I kept my eyes glued to the potholes that peppered the lumpy tarmac. 'And that's where the Russians fit in?'


'I am sorry?'


'The Russians. You decided that some of these priceless artefacts weren't quite Libyan enough, and that entitled you to do a little trading with your old mates?'


Mansour stared straight ahead, tuning me out.


I didn't want to let him off the hook. 'Let me see if I've got this right. In the eighties, Libya's foreign terrorist programme was up and running, and you were the guy who put it all together. The training, the weapons, the shipments . . .'


'If you want to put it that way, yes.'


'The market was big – PIRA, PLO, the Red Brigade, you name them. And the Soviets fell over themselves to supply you with all the kit. So there you were, top of the heap, pulling all the strings. Until the Bahiti op went to rat shit . . . And when you finally got out of jail, it wasn't just Gaddafi's little slice of paradise that had changed, was it?'


'No.'


Too right it wasn't. The Cold War was over. The Soviet Union didn't exist any more. But a lot of those GRU colonels Mansour used to deal with, his regular weapons suppliers, had grown rich – or, at the very least, had some extremely rich, well-connected friends.


I swerved to avoid another pothole that was deep enough to rip a wheel off. 'If there's something a wealthy Russian loves to spend his money on, apart from bling, powerboats and football clubs, I bet it's bits of old Roman bric-a-brac.'


Mansour bristled. 'The alabaster bust in my house is of Septimus Severus. It is one of a pair. The other one is at the Capitol Museum in Rome. On the black market, it would fetch millions.'


It explained a lot, not least the Q7, the briefcase of cash and the curious symbols I'd noticed on the sat nav's map display. Mansour had marked the location of these out-of-the-way archaeological sites. Nice work if you could get it. It almost made me wish I'd paid more attention at school.

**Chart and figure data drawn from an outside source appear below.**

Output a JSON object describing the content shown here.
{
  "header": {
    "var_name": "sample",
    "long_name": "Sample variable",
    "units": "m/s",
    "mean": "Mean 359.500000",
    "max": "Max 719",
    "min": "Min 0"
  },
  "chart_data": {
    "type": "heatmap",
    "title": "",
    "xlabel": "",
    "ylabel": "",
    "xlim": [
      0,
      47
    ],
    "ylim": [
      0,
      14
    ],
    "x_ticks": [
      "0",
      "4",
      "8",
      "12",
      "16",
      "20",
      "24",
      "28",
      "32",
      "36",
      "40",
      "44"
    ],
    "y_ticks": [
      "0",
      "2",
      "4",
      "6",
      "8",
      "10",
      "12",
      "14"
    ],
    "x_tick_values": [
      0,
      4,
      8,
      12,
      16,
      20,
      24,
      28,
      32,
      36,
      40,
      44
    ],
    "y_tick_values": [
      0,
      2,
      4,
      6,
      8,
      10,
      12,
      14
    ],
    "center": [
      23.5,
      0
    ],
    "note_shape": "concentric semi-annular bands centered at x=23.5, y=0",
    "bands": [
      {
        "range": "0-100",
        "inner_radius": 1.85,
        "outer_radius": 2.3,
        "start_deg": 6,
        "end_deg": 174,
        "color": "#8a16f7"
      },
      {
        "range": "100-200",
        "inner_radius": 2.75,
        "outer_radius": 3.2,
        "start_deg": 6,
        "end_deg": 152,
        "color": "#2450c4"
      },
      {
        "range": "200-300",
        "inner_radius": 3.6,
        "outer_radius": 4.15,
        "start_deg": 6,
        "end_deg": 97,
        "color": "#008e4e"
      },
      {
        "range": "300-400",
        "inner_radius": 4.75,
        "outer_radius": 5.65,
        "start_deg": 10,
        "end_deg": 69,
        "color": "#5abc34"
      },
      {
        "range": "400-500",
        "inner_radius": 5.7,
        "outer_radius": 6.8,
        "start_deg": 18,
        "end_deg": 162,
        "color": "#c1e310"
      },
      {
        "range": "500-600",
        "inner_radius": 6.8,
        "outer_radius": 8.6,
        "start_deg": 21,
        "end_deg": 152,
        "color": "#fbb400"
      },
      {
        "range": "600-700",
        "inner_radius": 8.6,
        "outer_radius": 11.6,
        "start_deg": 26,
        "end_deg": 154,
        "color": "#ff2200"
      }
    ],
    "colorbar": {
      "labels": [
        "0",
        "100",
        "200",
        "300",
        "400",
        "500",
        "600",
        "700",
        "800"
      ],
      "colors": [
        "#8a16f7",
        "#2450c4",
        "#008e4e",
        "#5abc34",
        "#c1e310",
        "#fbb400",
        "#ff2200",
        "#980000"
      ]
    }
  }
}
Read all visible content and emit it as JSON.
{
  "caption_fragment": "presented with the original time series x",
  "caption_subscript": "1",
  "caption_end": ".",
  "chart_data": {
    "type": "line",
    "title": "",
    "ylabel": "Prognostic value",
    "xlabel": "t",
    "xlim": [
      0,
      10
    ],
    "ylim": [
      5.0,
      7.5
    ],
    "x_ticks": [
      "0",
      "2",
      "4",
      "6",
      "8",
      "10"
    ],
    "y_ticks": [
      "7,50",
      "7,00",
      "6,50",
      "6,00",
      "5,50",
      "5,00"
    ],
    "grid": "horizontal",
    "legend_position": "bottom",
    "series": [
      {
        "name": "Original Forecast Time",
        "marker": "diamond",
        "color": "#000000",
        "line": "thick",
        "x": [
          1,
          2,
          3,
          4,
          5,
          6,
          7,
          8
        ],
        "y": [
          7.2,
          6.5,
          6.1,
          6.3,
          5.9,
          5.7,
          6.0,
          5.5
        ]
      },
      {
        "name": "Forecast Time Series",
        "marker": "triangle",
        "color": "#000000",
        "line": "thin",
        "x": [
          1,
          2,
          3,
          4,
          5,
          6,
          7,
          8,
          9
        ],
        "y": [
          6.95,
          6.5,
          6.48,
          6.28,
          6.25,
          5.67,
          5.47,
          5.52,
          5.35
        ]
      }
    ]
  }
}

Mansour turned and looked directly at Lynn. 'I was only ever prepared to sell things that didn't matter – a late classical statuette here, a bust from the Hellenistic era there. These things are two-a-penny, Al-Inn. You know that. But they always want more.'


'It's a Russian thing,' I said. 'Old habits die hard.'


He turned and watched the road. 'Some of my former contacts are still in the military and the GRU. Some now work for the FSB and Russian arms manufacturers. Many of them have a great deal of money. They also have some powerful friends.'


No surprises there. The Russian mafia were everywhere. 'What did you do that means you have to sleep with a weapon?'


Mansour sighed. 'There were certain treasures, like the Severus bust, that I am not prepared to sell. They should remain in Libya. But the people you speak of are putting me under a great deal of pressure. Their clients – some of them well-known public figures – these men are extremely powerful, and they want only the very best. When they set their eye on something, they will stop at nothing to get it. I have started to become . . . nervous . . . There is no one I can turn to here. I needed the advice – the help – of someone I could trust.'


'So you decided to call Lynn?'


Mansour didn't answer. Something on the dead-straight stretch of road ahead had caught his eye. It had also caught mine.


Half a mile away, shimmering in the morning sunlight, was a checkpoint.